The Massachusetts Appeals Court heard argument Oct. 3 in Commonwealth v. Mark Romanoff, a post-conviction commitment-style appeal in which the appellant challenged evidentiary rulings related to release planning documents and long-term actuarial recidivism projections.
Appellant's counsel Frederick Bartman told the panel that excluding a written release plan created an imbalance because qualified examiners referenced the plan in their reports and the jurors were left without the underlying document when weighing dangerousness. "The qualified examiner's report itself made reference to the release plan, and they made reference to it in a negative way," Bartman said. He urged the court to read the statutes and rules to avoid a trial-level evidence gap.
Bartman also attacked the admission of "20-year projected rates" of reoffending. He said the five- and 10-year observational rates undergirding tools such as the Static-99R are empirical, but that projecting to 20 years is a statistical extrapolation that peer-reviewed authors caution should not be misused. "Twenty-year rates are neither observational nor rooted in the same empirical basis as five- and 10-year rates," he said; he argued their admission risked misleading the jury.
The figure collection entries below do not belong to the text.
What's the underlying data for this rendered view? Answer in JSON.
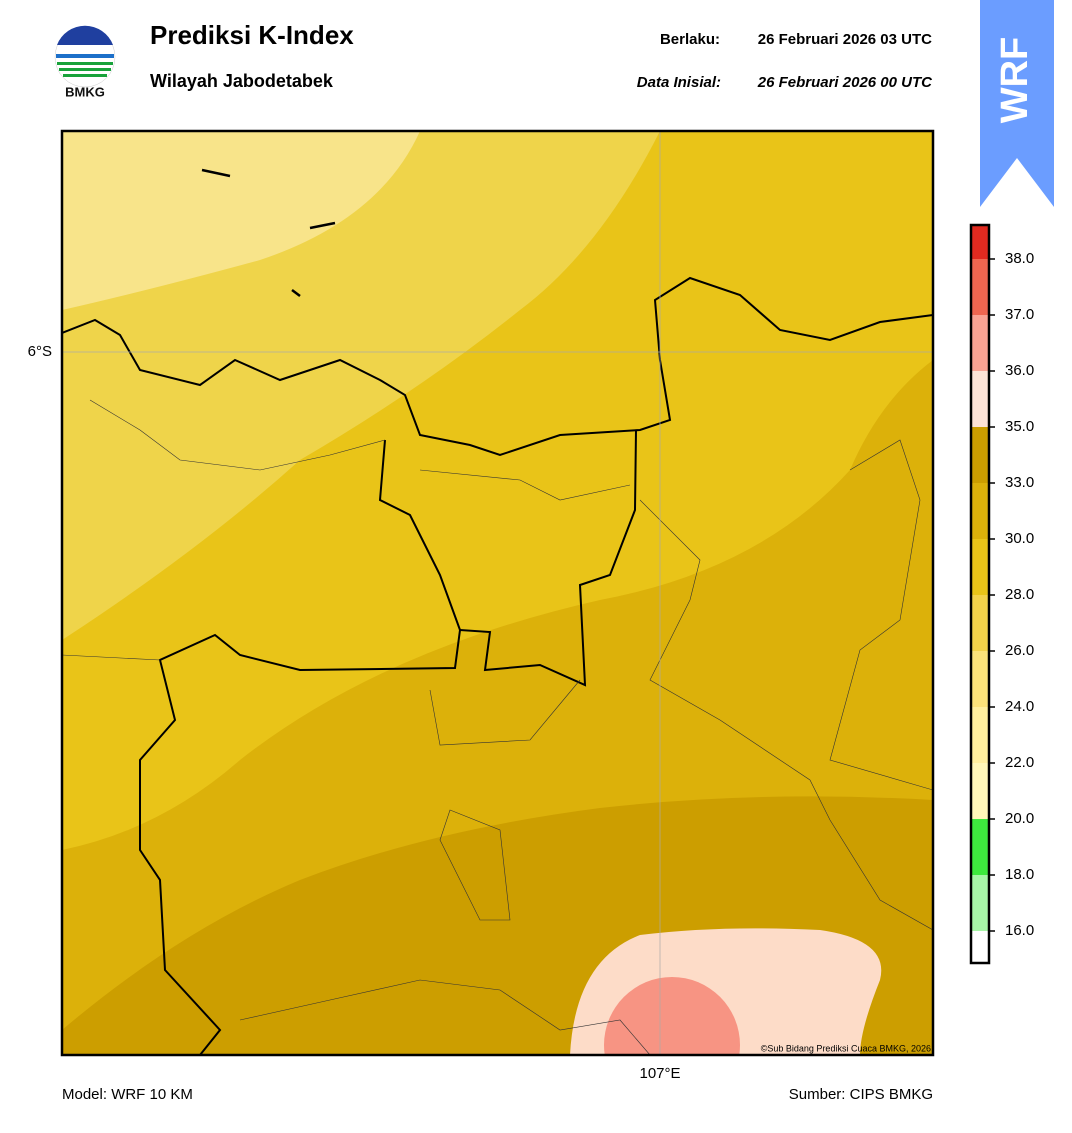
{
  "header": {
    "title": "Prediksi K-Index",
    "subtitle": "Wilayah Jabodetabek",
    "logo_text": "BMKG",
    "valid_label": "Berlaku:",
    "valid_time": "26 Februari 2026 03 UTC",
    "init_label": "Data Inisial:",
    "init_time": "26 Februari 2026 00 UTC",
    "badge": "WRF"
  },
  "map": {
    "lat_label": "6°S",
    "lon_label": "107°E",
    "copyright": "©Sub Bidang Prediksi Cuaca BMKG, 2026"
  },
  "colorbar": {
    "ticks": [
      {
        "value": 16,
        "label": "16.0"
      },
      {
        "value": 18,
        "label": "18.0"
      },
      {
        "value": 20,
        "label": "20.0"
      },
      {
        "value": 22,
        "label": "22.0"
      },
      {
        "value": 24,
        "label": "24.0"
      },
      {
        "value": 26,
        "label": "26.0"
      },
      {
        "value": 28,
        "label": "28.0"
      },
      {
        "value": 30,
        "label": "30.0"
      },
      {
        "value": 33,
        "label": "33.0"
      },
      {
        "value": 35,
        "label": "35.0"
      },
      {
        "value": 36,
        "label": "36.0"
      },
      {
        "value": 37,
        "label": "37.0"
      },
      {
        "value": 38,
        "label": "38.0"
      }
    ],
    "colors": [
      "#ffffff",
      "#a6f5a6",
      "#3ee83e",
      "#fff7b8",
      "#ffef9e",
      "#fbe27a",
      "#f3d24a",
      "#e9c418",
      "#dcb10a",
      "#cc9e00",
      "#fde3d6",
      "#f9a393",
      "#ee6650",
      "#e02a20"
    ]
  },
  "footer": {
    "model": "Model: WRF 10 KM",
    "source": "Sumber: CIPS BMKG"
  }
}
The Commonwealth's attorney Jesse Crane said the trial court did not abuse discretion when it excluded the written plan but allowed the social worker to testify to its substance, and that the record shows the jury heard the plan's practical effect. On the 20-year figures, the Commonwealth argued the defense never pursued a Daubert/Lanigan reliability hearing at trial and therefore waived the scientific-reliability challenge on appeal. Crane said the examiners also explained the limitations of actuarial tools to the jury.
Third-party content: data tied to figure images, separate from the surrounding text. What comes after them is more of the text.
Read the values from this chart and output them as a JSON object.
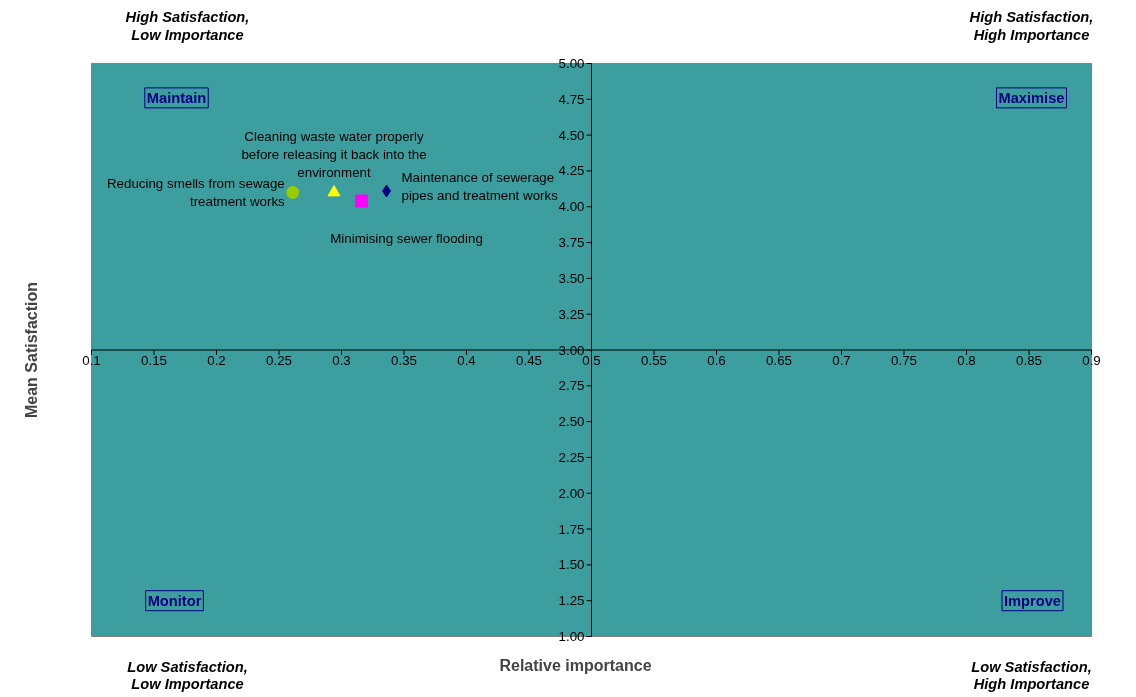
{
  "chart_data": {
    "type": "scatter",
    "xlabel": "Relative importance",
    "ylabel": "Mean Satisfaction",
    "xlim": [
      0.1,
      0.9
    ],
    "ylim": [
      1,
      5
    ],
    "xticks": [
      0.1,
      0.15,
      0.2,
      0.25,
      0.3,
      0.35,
      0.4,
      0.45,
      {
        "value": 0.5,
        "label": "0.5"
      },
      0.55,
      0.6,
      0.65,
      0.7,
      0.75,
      0.8,
      0.85,
      0.9
    ],
    "yticks": [
      {
        "value": 1,
        "label": "1.00"
      },
      {
        "value": 1.25,
        "label": "1.25"
      },
      {
        "value": 1.5,
        "label": "1.50"
      },
      {
        "value": 1.75,
        "label": "1.75"
      },
      {
        "value": 2,
        "label": "2.00"
      },
      {
        "value": 2.25,
        "label": "2.25"
      },
      {
        "value": 2.5,
        "label": "2.50"
      },
      {
        "value": 2.75,
        "label": "2.75"
      },
      {
        "value": 3,
        "label": "3.00"
      },
      {
        "value": 3.25,
        "label": "3.25"
      },
      {
        "value": 3.5,
        "label": "3.50"
      },
      {
        "value": 3.75,
        "label": "3.75"
      },
      {
        "value": 4,
        "label": "4.00"
      },
      {
        "value": 4.25,
        "label": "4.25"
      },
      {
        "value": 4.5,
        "label": "4.50"
      },
      {
        "value": 4.75,
        "label": "4.75"
      },
      {
        "value": 5,
        "label": "5.00"
      }
    ],
    "grid": false,
    "legend": false,
    "series": [
      {
        "name": "Reducing smells from sewage\ntreatment works",
        "color": "#99cc00",
        "marker": "circle",
        "x": [
          0.261
        ],
        "values": [
          4.1
        ]
      },
      {
        "name": "Cleaning waste water properly\nbefore releasing it back into the\nenvironment",
        "color": "#ffff00",
        "marker": "triangle",
        "x": [
          0.294
        ],
        "values": [
          4.1
        ]
      },
      {
        "name": "Minimising sewer flooding",
        "color": "#ff00ff",
        "marker": "square",
        "x": [
          0.316
        ],
        "values": [
          4.04
        ]
      },
      {
        "name": "Maintenance of sewerage\npipes and treatment works",
        "color": "#000080",
        "marker": "diamond",
        "x": [
          0.336
        ],
        "values": [
          4.11
        ]
      }
    ],
    "annotations": [
      "Maintain",
      "Maximise",
      "Monitor",
      "Improve",
      "High Satisfaction,\nLow Importance",
      "High Satisfaction,\nHigh Importance",
      "Low Satisfaction,\nLow Importance",
      "Low Satisfaction,\nHigh Importance"
    ]
  }
}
The panel questioned whether the contested materials were properly preserved for appeal and whether the trier of fact could reasonably weigh actuarial projections alongside dynamic clinical factors. Both sides acknowledged experts had testified on the limitations of actuarial tools and on how age factors into recidivism projections; the Commonwealth noted the respondent was in his late 60s at trial.
The case was submitted after oral argument; no opinion issued at the hearing.
Why it matters: The appeal raises evidence-law and expert-evidence issues in dangerousness proceedings, including how courts should treat written release plans that examiners reference and the admissibility and use of long-term actuarial projections when jurors must predict future risk.